「芸術の国」イタリアが進める鉄道保存の本気度 400両超保有の「財団」、自前の工場で徹底整備
古典車両を維持管理するための中枢とも言うべき車両工場は全国に3カ所あり、各工場は原則的に車両の種類によって役割が分担されている。いったい、工場ではどのような作業が行われているのだろうか。財団が保有する工場の一つである、ラ・スペツィア工場を取材する機会を得た。 ■財団の工場内部を取材 ラ・スペツィアはイタリア北西部、リグーリア州の東部に位置する人口約9万人の港町で、首都ローマとジェノヴァを結ぶ幹線上に位置する。ラ・スペツィア工場は1926年に建設され、当時はまだ三相交流方式という特殊な電化方式を採用していたイタリア国鉄の電気機関車を整備する工場として使用された。

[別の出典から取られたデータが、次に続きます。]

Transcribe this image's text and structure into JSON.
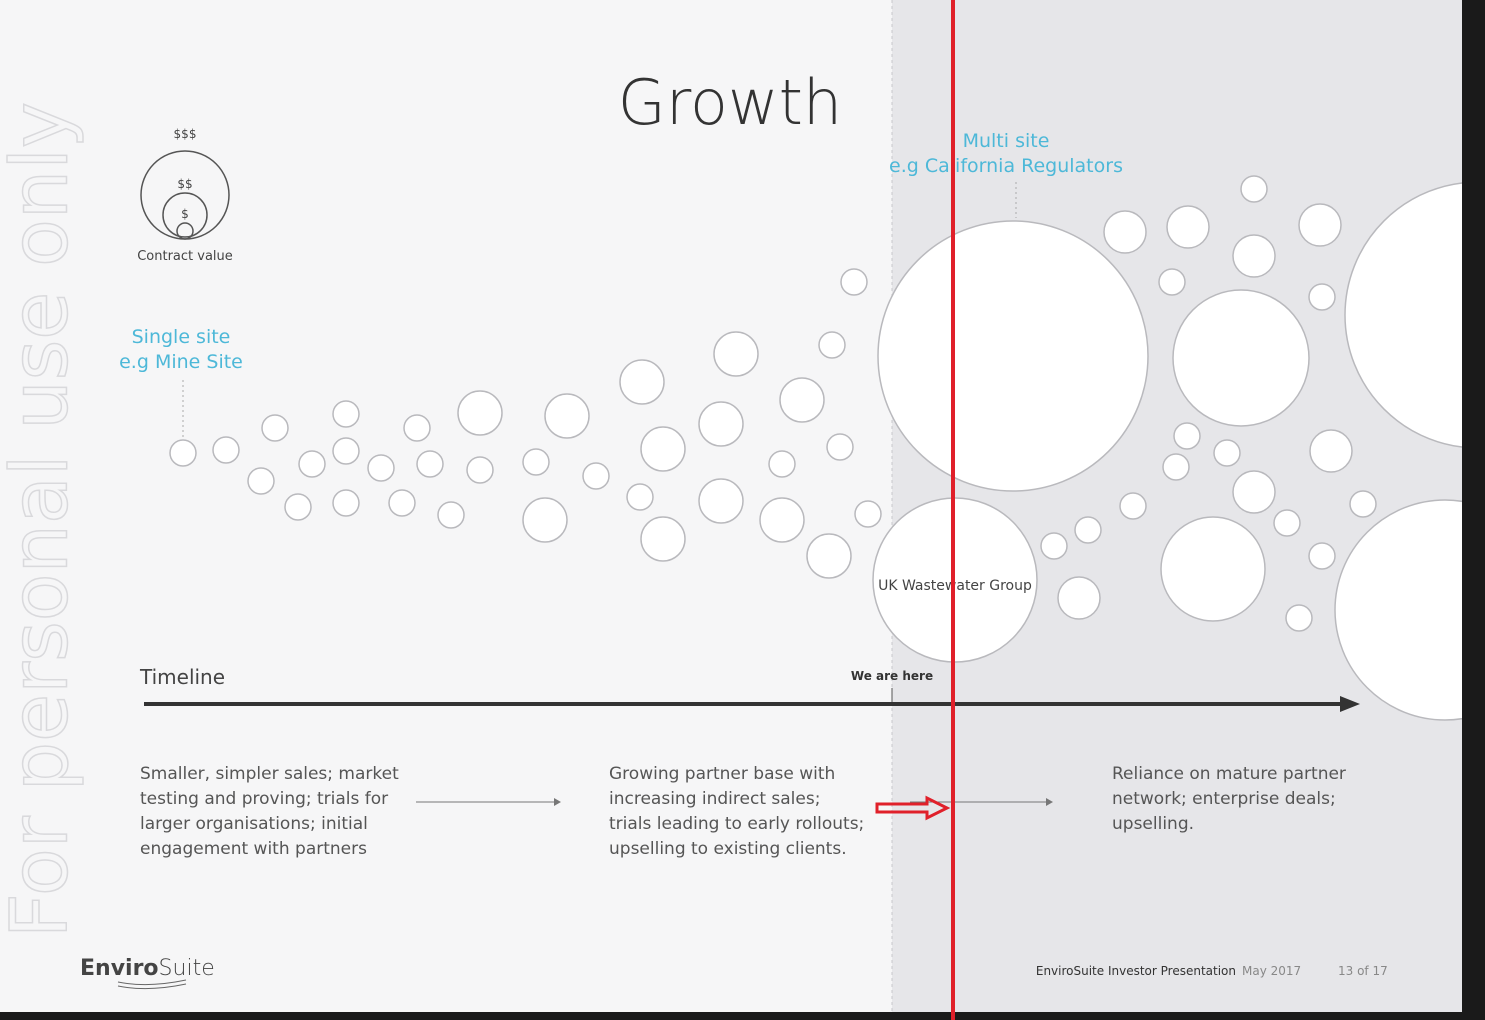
{
  "title": "Growth",
  "watermark": "For personal use only",
  "legend": {
    "large": "$$$",
    "medium": "$$",
    "small": "$",
    "caption": "Contract value"
  },
  "single_site": {
    "label": "Single site",
    "example": "e.g Mine Site"
  },
  "multi_site": {
    "label": "Multi site",
    "example": "e.g California Regulators"
  },
  "highlight": "UK Wastewater Group",
  "timeline": {
    "label": "Timeline",
    "marker": "We are here"
  },
  "columns": [
    {
      "lines": [
        "Smaller, simpler sales; market",
        "testing and proving; trials for",
        "larger organisations; initial",
        "engagement with partners"
      ]
    },
    {
      "lines": [
        "Growing partner base with",
        "increasing indirect sales;",
        "trials leading to early rollouts;",
        "upselling to existing clients."
      ]
    },
    {
      "lines": [
        "Reliance on mature partner",
        "network; enterprise deals;",
        "upselling."
      ]
    }
  ],
  "footer": {
    "brand_bold": "Enviro",
    "brand_light": "Suite",
    "presentation": "EnviroSuite Investor Presentation",
    "date": "May 2017",
    "page": "13 of 17"
  }
}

2014年にイタリア鉄道財団へ譲渡され、以降は主に財団の保有する電気機関車の定期点検やオーバーホールのほか、動かない状態で保管されていた車両の修復作業なども請け負っている。 工場建屋内へ入ると、戦前製の古い機関車がずらりと並んでいる。 財団の保有する車両は、1:動態保存(本線走行可能) 2:動態保存(本線走行不可) 3:静態保存 の3種類に大別される。 1は動く状態に完全復元され、信号などの保安装置も現在の最新システムに換装し、イベント時に本線上を走行させることが可能な車両だ。2は、電気装置などはすべて稼働状態となっていて、パンタグラフを上げて電気を通せば動かすことができるが、保安装置が現代の基準に合致しないため、構内など閉鎖された場所でのデモ走行に限られる。日本で言えば「碓氷峠鉄道文化むら」(群馬県)に保存されているEF63形電気機関車のようなものだ。3は文字通り、動力や制御装置が稼働できない状態で、博物館などで保存・展示させるための車両だ。

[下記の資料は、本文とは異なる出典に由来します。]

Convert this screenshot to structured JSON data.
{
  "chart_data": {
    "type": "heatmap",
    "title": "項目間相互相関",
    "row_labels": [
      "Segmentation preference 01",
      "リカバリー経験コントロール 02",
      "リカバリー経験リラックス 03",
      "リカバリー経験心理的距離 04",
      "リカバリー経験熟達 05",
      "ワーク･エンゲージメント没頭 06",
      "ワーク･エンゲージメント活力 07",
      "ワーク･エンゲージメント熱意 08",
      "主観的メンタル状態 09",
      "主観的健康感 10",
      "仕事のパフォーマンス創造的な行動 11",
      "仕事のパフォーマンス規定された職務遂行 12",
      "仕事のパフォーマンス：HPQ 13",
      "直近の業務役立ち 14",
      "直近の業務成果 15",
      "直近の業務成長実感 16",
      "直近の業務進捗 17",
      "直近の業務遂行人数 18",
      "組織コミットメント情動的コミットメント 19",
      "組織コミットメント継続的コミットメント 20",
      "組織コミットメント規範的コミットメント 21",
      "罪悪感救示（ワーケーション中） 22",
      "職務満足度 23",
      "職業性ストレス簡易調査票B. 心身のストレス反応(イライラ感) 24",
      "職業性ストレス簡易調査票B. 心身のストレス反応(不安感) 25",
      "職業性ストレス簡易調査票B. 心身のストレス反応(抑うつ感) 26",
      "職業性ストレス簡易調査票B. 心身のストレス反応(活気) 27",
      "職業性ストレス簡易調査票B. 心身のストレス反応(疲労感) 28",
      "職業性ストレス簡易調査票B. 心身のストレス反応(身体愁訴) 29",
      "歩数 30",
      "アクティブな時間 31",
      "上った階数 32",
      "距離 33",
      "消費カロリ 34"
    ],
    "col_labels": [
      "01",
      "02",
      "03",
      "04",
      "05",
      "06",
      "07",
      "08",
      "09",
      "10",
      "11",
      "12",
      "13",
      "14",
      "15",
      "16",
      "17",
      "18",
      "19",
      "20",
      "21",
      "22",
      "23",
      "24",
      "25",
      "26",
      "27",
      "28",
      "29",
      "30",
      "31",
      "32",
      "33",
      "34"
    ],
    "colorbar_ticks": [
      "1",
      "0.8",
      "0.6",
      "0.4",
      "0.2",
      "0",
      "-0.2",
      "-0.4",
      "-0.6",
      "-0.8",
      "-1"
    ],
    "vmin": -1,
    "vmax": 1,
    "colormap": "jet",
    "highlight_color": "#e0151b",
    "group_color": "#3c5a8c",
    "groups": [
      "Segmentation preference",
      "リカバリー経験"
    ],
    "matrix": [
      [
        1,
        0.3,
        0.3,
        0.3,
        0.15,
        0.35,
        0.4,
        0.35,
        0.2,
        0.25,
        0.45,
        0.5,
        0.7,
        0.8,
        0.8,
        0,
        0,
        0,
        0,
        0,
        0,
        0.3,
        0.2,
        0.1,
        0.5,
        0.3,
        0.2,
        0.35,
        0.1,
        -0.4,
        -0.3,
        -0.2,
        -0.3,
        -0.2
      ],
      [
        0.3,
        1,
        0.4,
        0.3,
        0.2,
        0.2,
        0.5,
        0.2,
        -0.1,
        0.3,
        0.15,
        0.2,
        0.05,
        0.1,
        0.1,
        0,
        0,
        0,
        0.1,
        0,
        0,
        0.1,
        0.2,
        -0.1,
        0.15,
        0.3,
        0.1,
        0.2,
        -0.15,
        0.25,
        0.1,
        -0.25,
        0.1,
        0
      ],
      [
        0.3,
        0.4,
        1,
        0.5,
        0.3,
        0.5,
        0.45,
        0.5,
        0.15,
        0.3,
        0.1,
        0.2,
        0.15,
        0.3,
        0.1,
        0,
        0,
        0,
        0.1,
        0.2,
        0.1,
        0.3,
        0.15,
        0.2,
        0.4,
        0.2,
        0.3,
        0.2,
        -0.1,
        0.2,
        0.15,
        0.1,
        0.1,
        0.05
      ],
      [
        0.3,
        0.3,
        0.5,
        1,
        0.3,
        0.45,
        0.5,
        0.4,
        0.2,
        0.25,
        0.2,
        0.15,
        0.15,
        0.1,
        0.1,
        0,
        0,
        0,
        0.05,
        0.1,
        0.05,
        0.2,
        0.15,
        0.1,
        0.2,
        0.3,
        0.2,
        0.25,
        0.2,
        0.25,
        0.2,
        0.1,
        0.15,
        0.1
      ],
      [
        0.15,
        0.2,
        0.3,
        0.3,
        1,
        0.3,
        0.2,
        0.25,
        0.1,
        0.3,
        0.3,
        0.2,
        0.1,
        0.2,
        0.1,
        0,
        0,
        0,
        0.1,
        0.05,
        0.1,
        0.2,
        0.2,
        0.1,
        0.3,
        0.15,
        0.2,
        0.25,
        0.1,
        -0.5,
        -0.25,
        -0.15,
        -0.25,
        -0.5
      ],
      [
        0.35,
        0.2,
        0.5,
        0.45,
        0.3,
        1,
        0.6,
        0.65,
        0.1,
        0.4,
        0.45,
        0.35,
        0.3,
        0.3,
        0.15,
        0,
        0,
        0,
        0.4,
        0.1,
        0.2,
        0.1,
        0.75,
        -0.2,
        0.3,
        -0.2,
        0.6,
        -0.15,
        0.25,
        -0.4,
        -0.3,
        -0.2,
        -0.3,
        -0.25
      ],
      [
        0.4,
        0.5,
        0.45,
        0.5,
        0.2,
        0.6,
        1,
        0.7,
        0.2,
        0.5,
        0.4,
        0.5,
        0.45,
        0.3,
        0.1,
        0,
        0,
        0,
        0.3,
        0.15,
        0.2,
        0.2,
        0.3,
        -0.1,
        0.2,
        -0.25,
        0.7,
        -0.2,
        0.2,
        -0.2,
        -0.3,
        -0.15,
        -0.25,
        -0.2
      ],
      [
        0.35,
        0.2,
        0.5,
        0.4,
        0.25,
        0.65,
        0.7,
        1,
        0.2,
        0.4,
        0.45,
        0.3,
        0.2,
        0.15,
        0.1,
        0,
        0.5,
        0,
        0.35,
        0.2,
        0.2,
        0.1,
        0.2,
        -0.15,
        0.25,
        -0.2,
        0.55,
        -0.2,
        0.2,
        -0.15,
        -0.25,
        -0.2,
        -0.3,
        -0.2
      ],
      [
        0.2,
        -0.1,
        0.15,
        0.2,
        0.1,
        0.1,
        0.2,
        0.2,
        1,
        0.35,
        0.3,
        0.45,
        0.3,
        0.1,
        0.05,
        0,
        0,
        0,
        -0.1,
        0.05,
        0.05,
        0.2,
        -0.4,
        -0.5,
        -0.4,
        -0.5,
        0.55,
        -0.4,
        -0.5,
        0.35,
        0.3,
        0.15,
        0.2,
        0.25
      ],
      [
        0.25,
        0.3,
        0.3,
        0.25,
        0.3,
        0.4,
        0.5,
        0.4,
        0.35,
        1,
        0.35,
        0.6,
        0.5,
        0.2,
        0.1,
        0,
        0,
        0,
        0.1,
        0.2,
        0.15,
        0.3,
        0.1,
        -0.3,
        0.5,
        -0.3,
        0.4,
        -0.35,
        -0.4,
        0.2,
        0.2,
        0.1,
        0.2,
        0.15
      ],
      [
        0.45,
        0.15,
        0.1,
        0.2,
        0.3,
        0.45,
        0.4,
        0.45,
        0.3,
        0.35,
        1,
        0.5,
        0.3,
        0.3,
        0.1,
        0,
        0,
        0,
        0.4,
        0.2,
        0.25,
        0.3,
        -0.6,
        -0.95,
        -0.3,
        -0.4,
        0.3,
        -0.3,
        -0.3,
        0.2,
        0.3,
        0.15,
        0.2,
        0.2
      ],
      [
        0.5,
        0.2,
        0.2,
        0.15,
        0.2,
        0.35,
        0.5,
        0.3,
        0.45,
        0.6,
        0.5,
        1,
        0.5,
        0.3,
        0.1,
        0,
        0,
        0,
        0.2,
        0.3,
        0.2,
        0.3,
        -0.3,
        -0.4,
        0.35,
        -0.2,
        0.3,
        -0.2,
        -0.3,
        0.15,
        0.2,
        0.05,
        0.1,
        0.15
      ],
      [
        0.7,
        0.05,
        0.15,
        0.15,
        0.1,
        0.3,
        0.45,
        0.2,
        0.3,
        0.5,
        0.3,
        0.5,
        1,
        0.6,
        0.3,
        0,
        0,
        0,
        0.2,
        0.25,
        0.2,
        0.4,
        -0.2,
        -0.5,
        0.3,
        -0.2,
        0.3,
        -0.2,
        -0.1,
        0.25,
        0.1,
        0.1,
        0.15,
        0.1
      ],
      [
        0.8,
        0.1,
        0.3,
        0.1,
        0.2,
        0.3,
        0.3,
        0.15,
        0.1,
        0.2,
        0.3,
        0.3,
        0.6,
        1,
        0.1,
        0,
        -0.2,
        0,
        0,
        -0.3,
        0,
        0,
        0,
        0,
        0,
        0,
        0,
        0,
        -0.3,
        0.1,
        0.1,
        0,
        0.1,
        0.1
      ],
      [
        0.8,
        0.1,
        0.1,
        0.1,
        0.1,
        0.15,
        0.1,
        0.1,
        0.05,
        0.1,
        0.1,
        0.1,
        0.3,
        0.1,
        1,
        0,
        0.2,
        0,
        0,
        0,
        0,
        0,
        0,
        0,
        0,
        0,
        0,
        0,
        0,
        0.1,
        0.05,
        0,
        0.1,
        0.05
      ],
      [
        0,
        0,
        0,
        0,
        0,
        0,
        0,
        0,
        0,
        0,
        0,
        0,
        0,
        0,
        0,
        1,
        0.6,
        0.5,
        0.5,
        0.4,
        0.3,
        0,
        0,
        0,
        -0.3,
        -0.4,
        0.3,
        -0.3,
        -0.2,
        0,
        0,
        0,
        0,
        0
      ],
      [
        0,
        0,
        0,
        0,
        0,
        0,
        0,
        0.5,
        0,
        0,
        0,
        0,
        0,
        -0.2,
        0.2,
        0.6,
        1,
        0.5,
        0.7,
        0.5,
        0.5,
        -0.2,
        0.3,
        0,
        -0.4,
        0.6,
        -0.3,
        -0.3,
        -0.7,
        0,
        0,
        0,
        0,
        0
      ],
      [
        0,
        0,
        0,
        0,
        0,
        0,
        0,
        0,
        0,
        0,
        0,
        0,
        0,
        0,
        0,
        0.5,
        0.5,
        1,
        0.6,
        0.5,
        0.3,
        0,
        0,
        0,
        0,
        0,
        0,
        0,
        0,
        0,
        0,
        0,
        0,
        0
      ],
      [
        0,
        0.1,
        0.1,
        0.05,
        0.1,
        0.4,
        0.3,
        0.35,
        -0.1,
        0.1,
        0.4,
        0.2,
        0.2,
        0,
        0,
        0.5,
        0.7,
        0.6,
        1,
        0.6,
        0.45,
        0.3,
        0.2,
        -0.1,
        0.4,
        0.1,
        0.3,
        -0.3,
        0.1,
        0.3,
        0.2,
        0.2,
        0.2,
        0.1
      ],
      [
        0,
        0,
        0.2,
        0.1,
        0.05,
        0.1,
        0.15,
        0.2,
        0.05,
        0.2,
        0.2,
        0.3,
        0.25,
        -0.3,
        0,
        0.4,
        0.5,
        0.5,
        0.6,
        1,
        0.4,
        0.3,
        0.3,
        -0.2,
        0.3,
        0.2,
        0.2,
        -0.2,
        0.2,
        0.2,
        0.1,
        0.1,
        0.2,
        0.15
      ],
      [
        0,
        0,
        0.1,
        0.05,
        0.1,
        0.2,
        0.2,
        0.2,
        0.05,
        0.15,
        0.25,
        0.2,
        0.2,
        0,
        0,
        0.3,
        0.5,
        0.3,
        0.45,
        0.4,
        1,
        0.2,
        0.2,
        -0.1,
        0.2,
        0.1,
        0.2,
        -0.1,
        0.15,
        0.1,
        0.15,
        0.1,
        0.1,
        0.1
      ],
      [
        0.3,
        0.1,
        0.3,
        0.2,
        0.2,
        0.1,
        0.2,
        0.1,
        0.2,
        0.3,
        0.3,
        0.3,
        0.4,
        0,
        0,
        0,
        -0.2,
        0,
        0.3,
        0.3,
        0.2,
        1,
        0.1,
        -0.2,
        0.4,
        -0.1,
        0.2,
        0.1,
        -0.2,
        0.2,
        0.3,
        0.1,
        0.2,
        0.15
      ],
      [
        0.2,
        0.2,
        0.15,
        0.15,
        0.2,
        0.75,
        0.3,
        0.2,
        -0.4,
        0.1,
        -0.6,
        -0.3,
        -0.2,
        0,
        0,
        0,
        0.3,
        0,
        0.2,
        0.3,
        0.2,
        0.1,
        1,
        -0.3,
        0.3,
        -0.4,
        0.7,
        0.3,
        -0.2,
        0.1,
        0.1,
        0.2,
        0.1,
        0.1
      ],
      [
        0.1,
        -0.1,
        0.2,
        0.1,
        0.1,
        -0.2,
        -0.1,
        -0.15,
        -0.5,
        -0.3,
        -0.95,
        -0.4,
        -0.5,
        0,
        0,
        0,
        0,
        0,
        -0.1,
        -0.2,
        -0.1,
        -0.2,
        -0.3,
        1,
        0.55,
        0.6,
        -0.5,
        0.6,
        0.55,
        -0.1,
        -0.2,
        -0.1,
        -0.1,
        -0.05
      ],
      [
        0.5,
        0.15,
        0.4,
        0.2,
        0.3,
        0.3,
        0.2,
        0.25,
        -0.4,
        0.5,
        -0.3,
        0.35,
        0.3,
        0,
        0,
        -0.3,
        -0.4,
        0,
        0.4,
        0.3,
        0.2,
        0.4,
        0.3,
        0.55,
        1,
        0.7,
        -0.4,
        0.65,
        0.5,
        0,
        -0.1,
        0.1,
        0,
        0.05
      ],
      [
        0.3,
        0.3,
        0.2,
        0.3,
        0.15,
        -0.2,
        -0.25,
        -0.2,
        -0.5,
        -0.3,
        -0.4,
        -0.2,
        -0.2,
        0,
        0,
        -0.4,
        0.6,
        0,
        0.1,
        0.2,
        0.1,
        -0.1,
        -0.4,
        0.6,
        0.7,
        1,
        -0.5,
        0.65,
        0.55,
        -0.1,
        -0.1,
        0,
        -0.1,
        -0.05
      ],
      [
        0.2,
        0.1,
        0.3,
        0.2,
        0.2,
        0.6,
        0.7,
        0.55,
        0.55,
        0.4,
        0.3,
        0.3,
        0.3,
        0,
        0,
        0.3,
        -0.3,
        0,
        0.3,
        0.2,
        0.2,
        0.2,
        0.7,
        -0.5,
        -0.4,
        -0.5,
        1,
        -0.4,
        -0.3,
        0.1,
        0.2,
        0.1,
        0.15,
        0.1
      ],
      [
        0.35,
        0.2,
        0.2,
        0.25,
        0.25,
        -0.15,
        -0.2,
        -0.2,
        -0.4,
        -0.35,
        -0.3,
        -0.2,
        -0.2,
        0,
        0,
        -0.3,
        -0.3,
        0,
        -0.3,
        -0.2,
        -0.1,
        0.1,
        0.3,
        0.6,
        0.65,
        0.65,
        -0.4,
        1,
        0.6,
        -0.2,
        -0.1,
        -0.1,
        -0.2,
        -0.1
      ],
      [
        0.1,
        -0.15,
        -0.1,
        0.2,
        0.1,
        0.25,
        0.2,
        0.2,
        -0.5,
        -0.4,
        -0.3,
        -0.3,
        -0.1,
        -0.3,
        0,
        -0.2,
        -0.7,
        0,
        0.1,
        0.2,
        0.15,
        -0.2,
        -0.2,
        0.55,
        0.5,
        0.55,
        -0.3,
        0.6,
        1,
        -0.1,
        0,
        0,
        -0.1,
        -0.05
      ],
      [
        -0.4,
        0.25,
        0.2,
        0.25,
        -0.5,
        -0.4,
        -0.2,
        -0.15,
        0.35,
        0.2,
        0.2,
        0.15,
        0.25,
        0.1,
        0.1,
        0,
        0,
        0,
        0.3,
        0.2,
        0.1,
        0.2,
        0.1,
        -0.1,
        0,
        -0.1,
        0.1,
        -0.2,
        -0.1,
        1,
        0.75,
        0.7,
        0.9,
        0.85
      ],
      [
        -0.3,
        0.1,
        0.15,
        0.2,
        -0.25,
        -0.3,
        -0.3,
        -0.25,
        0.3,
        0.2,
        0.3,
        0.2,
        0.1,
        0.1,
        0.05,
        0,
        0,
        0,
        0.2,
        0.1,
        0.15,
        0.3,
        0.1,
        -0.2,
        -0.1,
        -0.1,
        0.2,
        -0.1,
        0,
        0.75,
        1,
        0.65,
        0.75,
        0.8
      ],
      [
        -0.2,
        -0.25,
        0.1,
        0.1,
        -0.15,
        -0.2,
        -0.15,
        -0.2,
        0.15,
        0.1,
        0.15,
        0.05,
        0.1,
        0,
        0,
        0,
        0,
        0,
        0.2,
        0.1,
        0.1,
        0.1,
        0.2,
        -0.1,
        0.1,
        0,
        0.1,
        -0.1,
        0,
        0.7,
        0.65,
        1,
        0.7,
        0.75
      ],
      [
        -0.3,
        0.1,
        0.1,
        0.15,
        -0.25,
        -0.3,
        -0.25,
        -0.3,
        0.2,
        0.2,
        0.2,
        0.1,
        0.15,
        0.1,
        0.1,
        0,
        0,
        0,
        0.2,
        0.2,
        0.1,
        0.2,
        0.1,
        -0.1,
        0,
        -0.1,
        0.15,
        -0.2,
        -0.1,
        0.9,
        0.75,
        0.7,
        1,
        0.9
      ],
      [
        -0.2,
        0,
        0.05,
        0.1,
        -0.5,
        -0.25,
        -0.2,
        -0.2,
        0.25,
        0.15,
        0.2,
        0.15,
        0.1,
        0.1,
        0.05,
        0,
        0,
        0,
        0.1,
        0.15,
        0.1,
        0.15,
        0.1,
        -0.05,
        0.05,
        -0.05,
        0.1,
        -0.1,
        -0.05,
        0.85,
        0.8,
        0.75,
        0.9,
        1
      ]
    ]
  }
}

工場建屋の中に1両、ピカピカに磨き上げられた電気機関車がいる。E424型249号機といい、第二次大戦直後の1946年に製造された4動軸の機関車だ。主にローカル線で旅客・貨物列車の両方に使えるよう設計され、荷物や郵便を運べるように車体中央にはシャッター付きの荷室が設けられたユニークな機関車だ。 後年、近郊列車をプッシュプル運転する目的で、推進運転制御装置を搭載し、色を当時の最新塗装へ変更して使用されたが、その改造の際に元番号+200へと改番されている。つまり、オリジナルの状態ではE424型049号機だった。